2.2 Global data resources and governance
(Project for development)
It is 30 years since Tim Berners-Lee’s vision of universal connectivity and openness became the World Wide Web: open and accessible to all. The culture of sharing and collaboration that it embodied has progressively expanded from open source software, to open access publishing, to open data and entirely open analysis, and now to the growing open science movement. This modern offspring has much wider dimensions than open access publication and simply making data available. It extends to providing information on how to repeat or verify an analysis, exposing results that can be reused by others for comparison, confirmation, or deeper understanding and inspiration. But it has two even more ambitious and radical targets:
- Firstly, if we are to understand the complex systems that are at the heart of most global challenges (see project 2.1) by analysing the wide diversity of data that this involves, we need to have access to such data in an interoperable form. To achieve this would require a widespread ethos and practice of data sharing, not just within the publicly funded scientific community, but across the public and private sectors, including government, scientific publishers and international agencies.
- Secondly, there is now an opportunity, and arguably an obligation, to systematically open science and its outputs to a wider range of societal actors and to citizens in addressing shared problems and in the joint creation of actionable knowledge.
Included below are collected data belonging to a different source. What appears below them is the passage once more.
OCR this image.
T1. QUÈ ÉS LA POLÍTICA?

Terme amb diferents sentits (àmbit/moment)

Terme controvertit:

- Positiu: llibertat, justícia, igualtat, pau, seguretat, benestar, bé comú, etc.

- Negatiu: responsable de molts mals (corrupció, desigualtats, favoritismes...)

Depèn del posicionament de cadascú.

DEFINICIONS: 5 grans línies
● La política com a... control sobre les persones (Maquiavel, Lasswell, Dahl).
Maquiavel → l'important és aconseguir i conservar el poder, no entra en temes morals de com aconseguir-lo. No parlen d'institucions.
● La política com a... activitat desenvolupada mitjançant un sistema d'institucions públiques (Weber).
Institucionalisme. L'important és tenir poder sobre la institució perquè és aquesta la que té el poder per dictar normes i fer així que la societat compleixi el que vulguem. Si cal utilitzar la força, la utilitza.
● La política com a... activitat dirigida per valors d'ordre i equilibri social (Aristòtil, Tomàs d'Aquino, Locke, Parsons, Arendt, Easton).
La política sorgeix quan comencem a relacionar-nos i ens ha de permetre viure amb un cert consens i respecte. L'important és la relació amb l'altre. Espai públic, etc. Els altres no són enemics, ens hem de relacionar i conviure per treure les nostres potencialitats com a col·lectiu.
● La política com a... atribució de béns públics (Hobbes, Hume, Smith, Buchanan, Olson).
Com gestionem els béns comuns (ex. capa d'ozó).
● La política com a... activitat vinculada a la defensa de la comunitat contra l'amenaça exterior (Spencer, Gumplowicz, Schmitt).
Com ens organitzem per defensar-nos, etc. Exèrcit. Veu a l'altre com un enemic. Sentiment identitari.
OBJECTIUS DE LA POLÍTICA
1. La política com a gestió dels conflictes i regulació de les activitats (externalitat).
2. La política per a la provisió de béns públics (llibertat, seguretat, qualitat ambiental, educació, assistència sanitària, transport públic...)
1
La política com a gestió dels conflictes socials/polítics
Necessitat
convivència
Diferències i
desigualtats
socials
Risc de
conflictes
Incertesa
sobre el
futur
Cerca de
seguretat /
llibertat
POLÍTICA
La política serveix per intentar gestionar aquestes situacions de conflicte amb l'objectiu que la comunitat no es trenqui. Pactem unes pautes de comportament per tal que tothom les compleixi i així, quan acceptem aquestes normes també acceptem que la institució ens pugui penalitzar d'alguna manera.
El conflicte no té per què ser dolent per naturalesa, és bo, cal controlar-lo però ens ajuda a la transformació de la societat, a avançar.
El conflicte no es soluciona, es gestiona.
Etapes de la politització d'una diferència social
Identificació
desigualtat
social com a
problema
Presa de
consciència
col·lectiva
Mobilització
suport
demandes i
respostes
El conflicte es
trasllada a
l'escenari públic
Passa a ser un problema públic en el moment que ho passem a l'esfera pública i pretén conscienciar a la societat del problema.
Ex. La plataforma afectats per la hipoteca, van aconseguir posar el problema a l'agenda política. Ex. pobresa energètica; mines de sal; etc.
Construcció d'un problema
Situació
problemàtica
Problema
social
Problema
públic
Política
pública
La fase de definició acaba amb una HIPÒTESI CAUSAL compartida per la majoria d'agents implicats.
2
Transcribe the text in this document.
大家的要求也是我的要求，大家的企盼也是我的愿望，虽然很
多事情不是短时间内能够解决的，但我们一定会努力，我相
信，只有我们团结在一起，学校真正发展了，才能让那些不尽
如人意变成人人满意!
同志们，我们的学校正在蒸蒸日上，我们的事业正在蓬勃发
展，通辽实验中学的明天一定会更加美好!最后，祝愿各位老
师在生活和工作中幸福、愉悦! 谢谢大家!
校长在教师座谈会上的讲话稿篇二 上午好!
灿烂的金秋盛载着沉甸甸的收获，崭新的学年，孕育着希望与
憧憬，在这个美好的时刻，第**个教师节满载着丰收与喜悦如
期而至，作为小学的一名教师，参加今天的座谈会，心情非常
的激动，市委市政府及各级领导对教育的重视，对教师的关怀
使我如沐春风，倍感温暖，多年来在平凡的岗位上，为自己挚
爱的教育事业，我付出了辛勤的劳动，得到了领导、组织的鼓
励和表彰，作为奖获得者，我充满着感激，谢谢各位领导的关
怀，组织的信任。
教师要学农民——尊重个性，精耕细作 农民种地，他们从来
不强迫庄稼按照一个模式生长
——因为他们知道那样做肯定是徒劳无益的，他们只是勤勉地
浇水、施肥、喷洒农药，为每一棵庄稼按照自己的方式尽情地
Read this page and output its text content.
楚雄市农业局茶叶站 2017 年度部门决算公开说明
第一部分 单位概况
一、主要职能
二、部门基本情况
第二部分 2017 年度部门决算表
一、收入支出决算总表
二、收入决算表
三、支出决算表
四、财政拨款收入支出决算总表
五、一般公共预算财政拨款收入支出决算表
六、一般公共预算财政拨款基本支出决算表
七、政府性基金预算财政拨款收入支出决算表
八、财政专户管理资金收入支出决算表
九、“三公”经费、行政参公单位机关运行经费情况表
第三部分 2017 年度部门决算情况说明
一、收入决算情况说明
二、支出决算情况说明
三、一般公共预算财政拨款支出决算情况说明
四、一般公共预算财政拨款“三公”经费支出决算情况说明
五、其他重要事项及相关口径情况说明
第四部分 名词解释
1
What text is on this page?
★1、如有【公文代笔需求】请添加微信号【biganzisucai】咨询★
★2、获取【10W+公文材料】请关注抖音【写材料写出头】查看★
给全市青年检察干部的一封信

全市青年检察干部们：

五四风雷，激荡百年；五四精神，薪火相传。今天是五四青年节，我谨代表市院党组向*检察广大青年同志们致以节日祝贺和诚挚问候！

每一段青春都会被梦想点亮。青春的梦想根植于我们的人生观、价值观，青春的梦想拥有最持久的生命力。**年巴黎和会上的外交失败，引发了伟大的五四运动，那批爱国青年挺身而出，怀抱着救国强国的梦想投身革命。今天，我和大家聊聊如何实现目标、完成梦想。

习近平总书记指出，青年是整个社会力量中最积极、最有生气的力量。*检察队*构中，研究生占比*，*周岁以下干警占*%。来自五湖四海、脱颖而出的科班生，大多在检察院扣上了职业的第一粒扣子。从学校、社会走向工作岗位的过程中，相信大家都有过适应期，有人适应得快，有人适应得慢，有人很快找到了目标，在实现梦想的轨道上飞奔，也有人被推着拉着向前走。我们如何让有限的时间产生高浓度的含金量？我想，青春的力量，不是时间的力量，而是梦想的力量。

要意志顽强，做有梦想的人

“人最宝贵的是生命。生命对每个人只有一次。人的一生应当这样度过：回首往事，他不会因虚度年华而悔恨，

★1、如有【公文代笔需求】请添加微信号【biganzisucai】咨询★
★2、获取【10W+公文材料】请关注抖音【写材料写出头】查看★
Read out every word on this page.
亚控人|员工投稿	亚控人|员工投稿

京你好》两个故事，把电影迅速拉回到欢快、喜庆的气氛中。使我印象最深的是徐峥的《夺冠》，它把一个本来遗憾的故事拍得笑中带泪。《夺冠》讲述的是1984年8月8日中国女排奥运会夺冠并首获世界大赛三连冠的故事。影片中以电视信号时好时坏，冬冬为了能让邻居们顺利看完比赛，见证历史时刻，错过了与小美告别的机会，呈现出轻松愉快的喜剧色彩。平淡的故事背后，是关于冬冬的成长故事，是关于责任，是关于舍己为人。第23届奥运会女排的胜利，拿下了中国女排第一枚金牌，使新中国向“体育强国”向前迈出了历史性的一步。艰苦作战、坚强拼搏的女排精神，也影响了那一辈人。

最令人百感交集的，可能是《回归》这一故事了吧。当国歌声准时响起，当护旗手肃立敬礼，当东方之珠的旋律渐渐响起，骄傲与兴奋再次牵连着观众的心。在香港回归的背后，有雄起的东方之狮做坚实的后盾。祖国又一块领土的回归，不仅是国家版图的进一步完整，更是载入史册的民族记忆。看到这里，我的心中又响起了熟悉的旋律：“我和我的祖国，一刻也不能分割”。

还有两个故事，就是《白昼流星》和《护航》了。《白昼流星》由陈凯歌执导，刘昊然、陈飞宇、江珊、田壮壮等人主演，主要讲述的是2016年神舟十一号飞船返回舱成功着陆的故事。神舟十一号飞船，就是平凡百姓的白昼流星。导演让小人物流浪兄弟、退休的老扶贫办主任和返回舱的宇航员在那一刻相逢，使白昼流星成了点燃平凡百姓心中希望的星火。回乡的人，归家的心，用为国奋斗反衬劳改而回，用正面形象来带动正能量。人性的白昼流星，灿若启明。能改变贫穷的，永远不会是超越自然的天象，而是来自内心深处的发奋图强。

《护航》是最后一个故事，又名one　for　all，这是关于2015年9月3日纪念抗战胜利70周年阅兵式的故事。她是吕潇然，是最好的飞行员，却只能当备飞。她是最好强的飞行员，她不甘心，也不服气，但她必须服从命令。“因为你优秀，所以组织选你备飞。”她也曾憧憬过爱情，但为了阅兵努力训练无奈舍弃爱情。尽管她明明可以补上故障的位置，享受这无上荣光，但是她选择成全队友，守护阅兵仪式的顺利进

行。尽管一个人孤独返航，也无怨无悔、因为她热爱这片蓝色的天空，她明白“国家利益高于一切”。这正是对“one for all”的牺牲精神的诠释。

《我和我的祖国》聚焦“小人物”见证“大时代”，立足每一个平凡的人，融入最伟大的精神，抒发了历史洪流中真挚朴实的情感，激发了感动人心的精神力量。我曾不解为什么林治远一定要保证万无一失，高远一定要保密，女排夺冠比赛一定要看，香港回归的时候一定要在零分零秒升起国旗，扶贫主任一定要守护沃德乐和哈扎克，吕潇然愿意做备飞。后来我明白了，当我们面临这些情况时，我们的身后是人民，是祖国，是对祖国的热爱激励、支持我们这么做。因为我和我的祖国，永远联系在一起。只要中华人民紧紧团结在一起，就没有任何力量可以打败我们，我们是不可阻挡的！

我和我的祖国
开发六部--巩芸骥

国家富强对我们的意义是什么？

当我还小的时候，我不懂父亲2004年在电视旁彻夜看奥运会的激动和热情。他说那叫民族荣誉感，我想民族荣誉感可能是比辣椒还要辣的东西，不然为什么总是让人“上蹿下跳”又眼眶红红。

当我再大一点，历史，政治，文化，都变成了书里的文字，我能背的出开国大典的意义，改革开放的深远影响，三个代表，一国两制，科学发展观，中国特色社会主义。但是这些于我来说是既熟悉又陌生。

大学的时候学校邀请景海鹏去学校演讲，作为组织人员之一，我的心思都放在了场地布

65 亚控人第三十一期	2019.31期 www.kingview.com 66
For both purposes, stimulating the widespread availability and use of data resources, and securing their effective governance, are vital issues for 21st-century science and for addressing today’s global challenges.
This is therefore a timely moment to consider the global data ecology, its governance, ownership, accessibility and usability in the data universe; to identify principles for the emergence of systems, protocols and commons from these typologies; and to envisage how a federated global commons might develop and operate to the benefit of science. It is also vital to understand how global society’s data patrimony may best be conserved when many scientific databases are supported by short-term funding in the absence of a sustainable business model. Maximizing affordable access to well-governed data is in the interest of all scientific fields and communities, as well as funders, publishers and companies handling large amounts of data.
A global, cross-sectoral coalition of support for principles and processes of data access, for the adoption of priorities for its federated governance, and for sustainable business models for key scientific databases in a way that aids the global scientific enterprise.
The ISC will convene a group of technical experts and representatives of the principal data-holding sectors to determine the scope and ambition of the project. An exploratory phase would consider the taxonomy of scientific data-holding and its governance within commercial enterprises and publicly funded research efforts, global and national monitoring entities, and national statistical and standards bodies. It would explore the role of open science platforms or ‘commons’ in supporting open data initiatives, and the potential for a global data commons. Its findings would be analysed by a high-level group of representatives from relevant bodies and by technical experts. They will make recommendations on topics such as the optimal principles of data governance for adoption by the widest number of data holders, and propose a programme for further action.